To determine which of the given solutions contains the largest number of ions, we need to consider the ionization of each compound. Strong electrolytes completely ionize in water, so we can calculate the number of ions in each solution by multiplying the concentration of the compound by the number of ions it dissociates into.

For AlCl3:
AlCl3 dissociates into 1 Al3+ ion and 3 Cl- ions. So, in 1 mole of AlCl3, we have a total of 4 moles of ions (1 Al3+ and 3 Cl-).
Therefore, in 0.30 M AlCl3, we have 0.30 x 4 = 1.20 moles of ions.

For MgCl2:
MgCl2 dissociates into 1 Mg2+ ion and 2 Cl- ions.

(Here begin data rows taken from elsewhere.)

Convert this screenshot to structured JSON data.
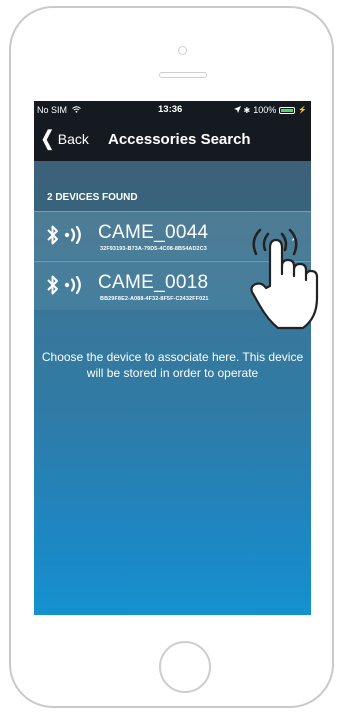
{
  "status_bar": {
    "carrier": "No SIM",
    "time": "13:36",
    "battery": "100%"
  },
  "nav": {
    "back_label": "Back",
    "title": "Accessories Search"
  },
  "section": {
    "header": "2 DEVICES FOUND"
  },
  "devices": [
    {
      "name": "CAME_0044",
      "uuid": "32F93193-B73A-79D5-4C08-8B54AD2C3"
    },
    {
      "name": "CAME_0018",
      "uuid": "BB29F8E2-A088-4F32-8F5F-C2432FF021"
    }
  ],
  "info": {
    "text": "Choose the device to associate here. This device will be stored in order to operate"
  },
  "icons": {
    "bluetooth": "bluetooth-icon",
    "signal": "signal-waves-icon",
    "hand": "hand-pointer-icon"
  },
  "colors": {
    "nav_bg": "#141a1f",
    "screen_top": "#4b6f86",
    "screen_bottom": "#1591d0",
    "battery": "#4cd964"
  }
}
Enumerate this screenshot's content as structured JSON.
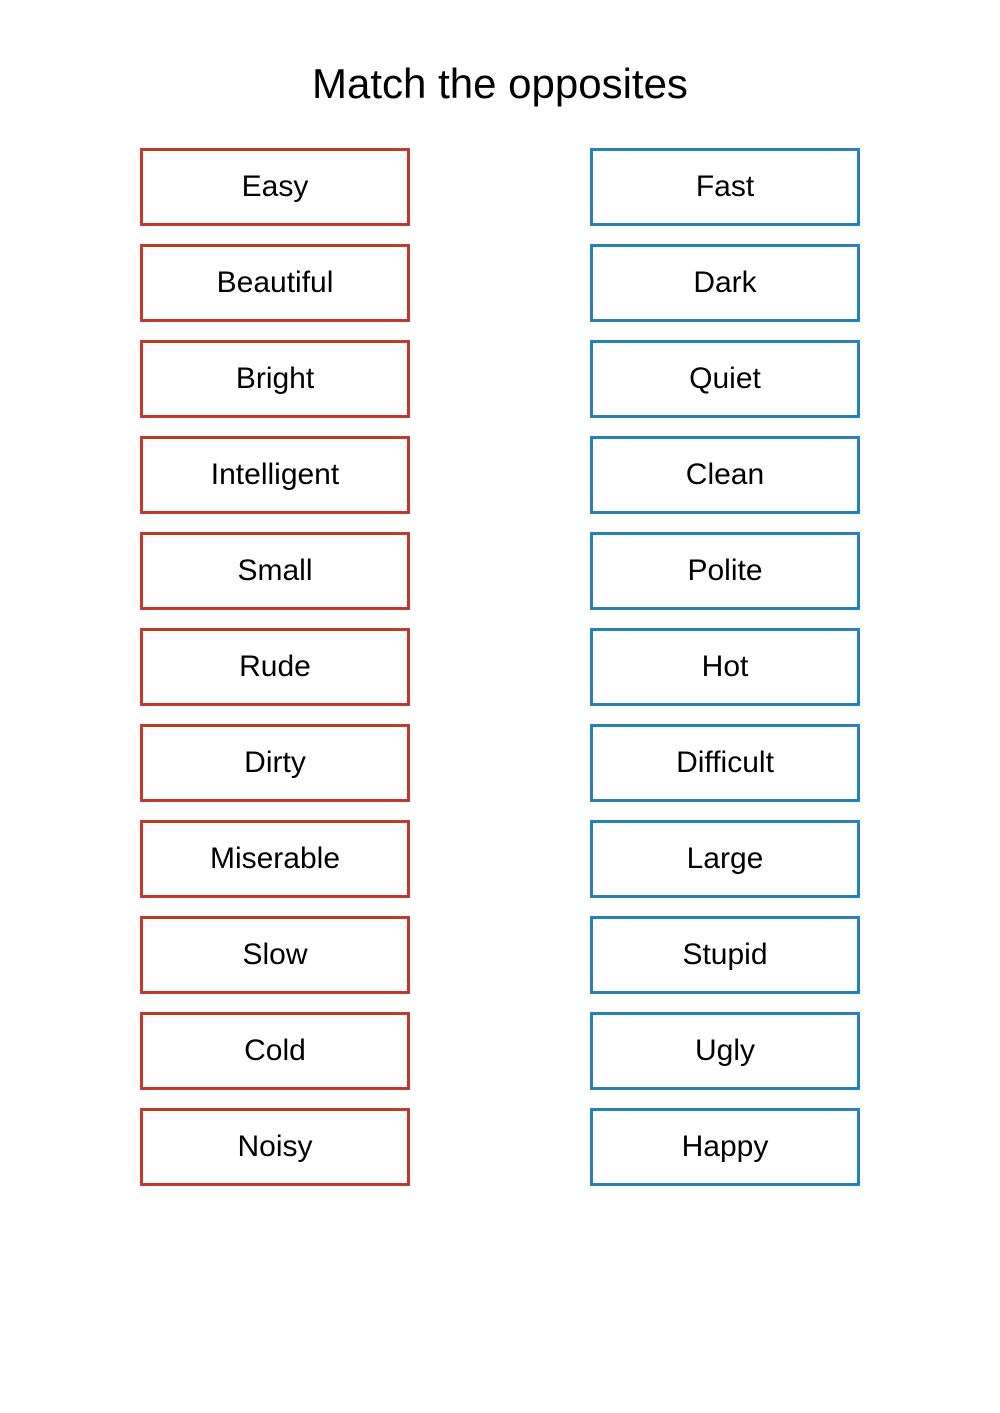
{
  "title": "Match the opposites",
  "left_column": [
    "Easy",
    "Beautiful",
    "Bright",
    "Intelligent",
    "Small",
    "Rude",
    "Dirty",
    "Miserable",
    "Slow",
    "Cold",
    "Noisy"
  ],
  "right_column": [
    "Fast",
    "Dark",
    "Quiet",
    "Clean",
    "Polite",
    "Hot",
    "Difficult",
    "Large",
    "Stupid",
    "Ugly",
    "Happy"
  ]
}
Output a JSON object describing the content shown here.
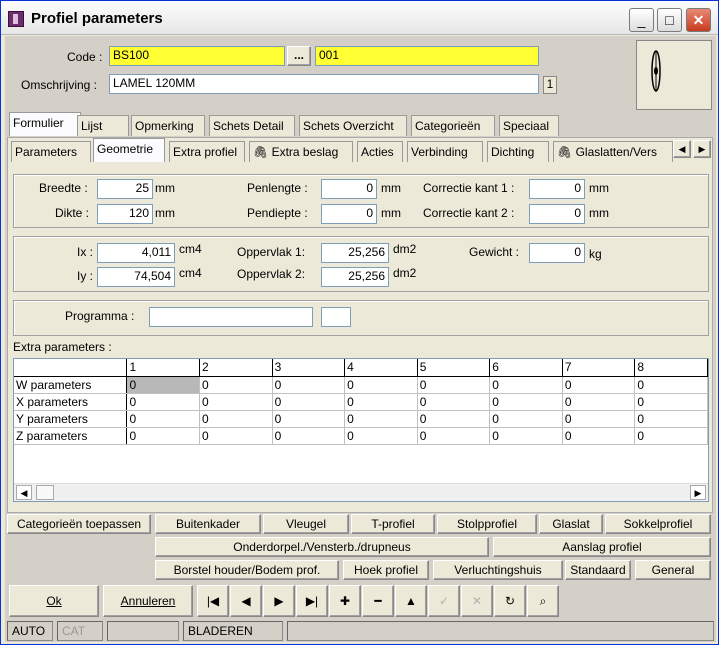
{
  "window": {
    "title": "Profiel parameters"
  },
  "header": {
    "code_label": "Code :",
    "code_value": "BS100",
    "browse_label": "...",
    "code2_value": "001",
    "omschrijving_label": "Omschrijving :",
    "omschrijving_value": "LAMEL 120MM",
    "badge": "1"
  },
  "main_tabs": [
    "Formulier",
    "Lijst",
    "Opmerking",
    "Schets Detail",
    "Schets Overzicht",
    "Categorieën",
    "Speciaal"
  ],
  "sub_tabs": [
    "Parameters",
    "Geometrie",
    "Extra profiel",
    "Extra beslag",
    "Acties",
    "Verbinding",
    "Dichting",
    "Glaslatten/Vers"
  ],
  "geometry": {
    "breedte_label": "Breedte :",
    "breedte_value": "25",
    "breedte_unit": "mm",
    "dikte_label": "Dikte :",
    "dikte_value": "120",
    "dikte_unit": "mm",
    "penlengte_label": "Penlengte :",
    "penlengte_value": "0",
    "penlengte_unit": "mm",
    "pendiepte_label": "Pendiepte :",
    "pendiepte_value": "0",
    "pendiepte_unit": "mm",
    "correctie1_label": "Correctie kant 1 :",
    "correctie1_value": "0",
    "correctie1_unit": "mm",
    "correctie2_label": "Correctie kant 2 :",
    "correctie2_value": "0",
    "correctie2_unit": "mm",
    "ix_label": "Ix :",
    "ix_value": "4,011",
    "ix_unit": "cm4",
    "iy_label": "Iy :",
    "iy_value": "74,504",
    "iy_unit": "cm4",
    "opp1_label": "Oppervlak 1:",
    "opp1_value": "25,256",
    "opp1_unit": "dm2",
    "opp2_label": "Oppervlak 2:",
    "opp2_value": "25,256",
    "opp2_unit": "dm2",
    "gewicht_label": "Gewicht :",
    "gewicht_value": "0",
    "gewicht_unit": "kg",
    "programma_label": "Programma :",
    "programma_value": ""
  },
  "extra": {
    "label": "Extra parameters :",
    "columns": [
      "1",
      "2",
      "3",
      "4",
      "5",
      "6",
      "7",
      "8"
    ],
    "rows": [
      {
        "name": "W parameters",
        "values": [
          "0",
          "0",
          "0",
          "0",
          "0",
          "0",
          "0",
          "0"
        ]
      },
      {
        "name": "X parameters",
        "values": [
          "0",
          "0",
          "0",
          "0",
          "0",
          "0",
          "0",
          "0"
        ]
      },
      {
        "name": "Y parameters",
        "values": [
          "0",
          "0",
          "0",
          "0",
          "0",
          "0",
          "0",
          "0"
        ]
      },
      {
        "name": "Z parameters",
        "values": [
          "0",
          "0",
          "0",
          "0",
          "0",
          "0",
          "0",
          "0"
        ]
      }
    ]
  },
  "actions": {
    "row1": [
      "Categorieën toepassen",
      "Buitenkader",
      "Vleugel",
      "T-profiel",
      "Stolpprofiel",
      "Glaslat",
      "Sokkelprofiel"
    ],
    "row2": [
      "Onderdorpel./Vensterb./drupneus",
      "Aanslag profiel"
    ],
    "row3": [
      "Borstel houder/Bodem prof.",
      "Hoek profiel",
      "Verluchtingshuis",
      "Standaard",
      "General"
    ]
  },
  "footer": {
    "ok": "Ok",
    "annuleren": "Annuleren"
  },
  "nav_icons": [
    "first-icon",
    "prev-icon",
    "next-icon",
    "last-icon",
    "add-icon",
    "remove-icon",
    "up-icon",
    "confirm-icon",
    "cancel-icon",
    "refresh-icon",
    "search-icon"
  ],
  "status": {
    "auto": "AUTO",
    "cat": "CAT",
    "mode": "BLADEREN"
  }
}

So, in 1 mole of MgCl2, we have a total of 3 moles of ions (1 Mg2+ and 2 Cl-).
Therefore, in 0.60 M MgCl2, we have 0.60 x 3 = 1.80 moles of ions.

For NaCl:
NaCl dissociates into 1 Na+ ion and 1 Cl- ion. So, in 1 mole of NaCl, we have a total of 2 moles of ions (1 Na+ and 1 Cl-).
Therefore, in 0.40 M NaCl, we have 0.40 x 2 = 0.80 moles of ions.

Comparing the number of moles of ions in each solution:
AlCl3 (1.20 moles of ions) > MgCl2 (1.80 moles of ions) > NaCl (0.80 moles of ions)

Therefore, the solution of 50.0 mL of 0.60 M MgCl2 contains the largest number of ions.